I’m still in the beautiful but cold land of New Zealand and have just found the coast after spending the last two weeks in the mountains of the South Island. This country is breathtaking at every corner and I feel so lucky to be able to experience it.
So, about the whole skiing/snowboarding thing. The truth is, I’ve never been so bad at something in my whole life. This fact, plus the bitingly cold wind, the michelin man attire and the ridiculous price tag, means that I don’t get as much pleasure out of it as I would say, lying on a tropical beach, sipping on a Capriosca.
However, being on top of one of those mountains and successfully getting to the bottom on a slippery thing attached to my feet without seriously injuring myself was quite exhilarating, and I did enjoy the pizza and beer at the cafe on the slopes (even if I did have to go down the scariest run to get to it).

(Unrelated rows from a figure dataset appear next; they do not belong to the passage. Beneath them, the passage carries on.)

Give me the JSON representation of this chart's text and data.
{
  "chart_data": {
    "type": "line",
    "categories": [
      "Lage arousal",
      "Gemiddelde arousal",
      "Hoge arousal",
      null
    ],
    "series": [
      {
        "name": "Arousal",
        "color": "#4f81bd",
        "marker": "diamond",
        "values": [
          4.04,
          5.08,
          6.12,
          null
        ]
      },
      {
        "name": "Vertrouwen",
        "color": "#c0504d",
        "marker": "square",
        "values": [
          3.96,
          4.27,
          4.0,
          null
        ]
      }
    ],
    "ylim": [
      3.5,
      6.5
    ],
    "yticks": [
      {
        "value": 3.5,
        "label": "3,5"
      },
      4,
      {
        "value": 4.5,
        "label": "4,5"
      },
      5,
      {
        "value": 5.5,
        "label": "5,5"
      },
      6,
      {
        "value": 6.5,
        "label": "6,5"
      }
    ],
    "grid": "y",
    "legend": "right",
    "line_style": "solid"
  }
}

Another part of the whole snow culture that I liked (actually loved), is the feeling of complete exhaustion when you get back into town, mixed with the happy relief that it’s time to go to the pub with your friends, share stories of near death, drink happy hour beers and eat a big fat bowl of wedges. Bliss!

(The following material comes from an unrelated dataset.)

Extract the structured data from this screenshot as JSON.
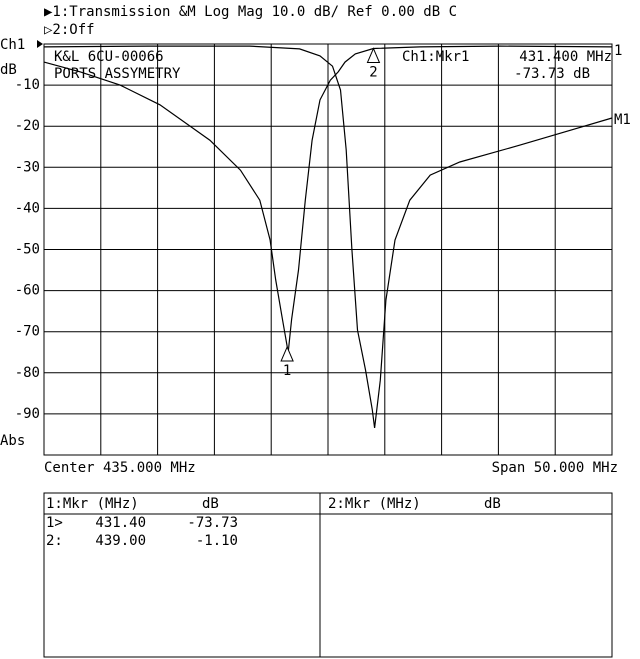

This dish came about as a result of a treck to a glacier one day, where we came across fields of swede growing. Not for human consumption but for the deer grazing there. I’ve never sen anything like it! Hundreds of deer just gnawing away at huge swede, straight from the ground. I bet the sheep next door were pretty jealous, all they got was grass. So, we snavelled a few through the fence and chucked them in the back of the van, dirt everywhere, took them back to our friends house, and cooked them up into these delicious chips.
I served them with some plain yoghurt and Kiwi Chilli Chutney, in place of the usual sour cream and sweet chilli sauce, cause that’s all we had, but any dips would be great. You can find the recipe for the Chilli Kiwi Chutney here http://formysenses.com/2014/08/17/kiwi-chilli-chutney/
Serves 6 as a snack
3 large swede
2 litre canola or vegetable oil
1 cup rice flour
1 cup corn flour
Grated Parmesan cheese, plain yoghurt and Kiwi Chilli Jam, to serve (or whatever condiments you like)

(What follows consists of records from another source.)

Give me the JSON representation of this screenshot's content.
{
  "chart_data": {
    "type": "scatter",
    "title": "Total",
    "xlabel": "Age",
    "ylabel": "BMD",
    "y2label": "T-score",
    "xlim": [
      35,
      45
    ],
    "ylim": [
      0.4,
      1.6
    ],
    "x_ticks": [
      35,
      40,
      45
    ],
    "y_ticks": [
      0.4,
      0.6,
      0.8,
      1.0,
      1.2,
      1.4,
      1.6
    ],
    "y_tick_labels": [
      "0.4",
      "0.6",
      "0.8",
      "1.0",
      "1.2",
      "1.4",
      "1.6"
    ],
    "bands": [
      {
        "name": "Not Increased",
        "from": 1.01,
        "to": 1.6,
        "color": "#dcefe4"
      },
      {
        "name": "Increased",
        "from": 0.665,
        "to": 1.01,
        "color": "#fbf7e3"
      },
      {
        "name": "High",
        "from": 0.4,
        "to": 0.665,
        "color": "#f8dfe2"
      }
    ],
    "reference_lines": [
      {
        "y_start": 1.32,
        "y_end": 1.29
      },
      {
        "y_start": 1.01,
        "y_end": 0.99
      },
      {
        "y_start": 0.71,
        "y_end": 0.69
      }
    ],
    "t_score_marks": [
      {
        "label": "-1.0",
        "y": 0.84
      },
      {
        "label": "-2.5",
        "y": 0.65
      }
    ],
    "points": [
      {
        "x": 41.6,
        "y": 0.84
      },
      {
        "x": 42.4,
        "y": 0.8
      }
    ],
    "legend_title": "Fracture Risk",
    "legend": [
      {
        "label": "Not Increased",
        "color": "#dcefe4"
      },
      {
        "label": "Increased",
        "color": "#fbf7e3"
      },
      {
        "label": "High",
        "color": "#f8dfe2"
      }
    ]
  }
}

Peel and cut the swede into 1cm wide chips.
Bring a large pot of salted water to the boil, place the chips in the water and reduce to a simmer. Simmer for about 10-15mins or until just tender. Drain. Be careful not to over cook them or they will fall apart. When cool enough to handle toss them in the combined rice and corn flour. Set aside.
Pour the oil into another large saucepan and bring to 160 degrees celcius, or until a cube of bread turns golden in about 20-30 seconds.
Cook the chips, in batches (so as not to overcrowd the pan), for about 5-10mins, or until dark golden and crunchy. (cooking times may vary here, according to the size of your pan etc, so just keep an eye on them. You don’t want them to brown to quickly as this will result in dark but soggy chips) Place the chips in a bowl and toss with salt and smoked paprika.
Serve immediately, sprinkled with parmesan cheese and your favourite condiments on the side. Grab a beer and enjoy!
Note, you can cook them in advance and re-heat them in the oven if you like.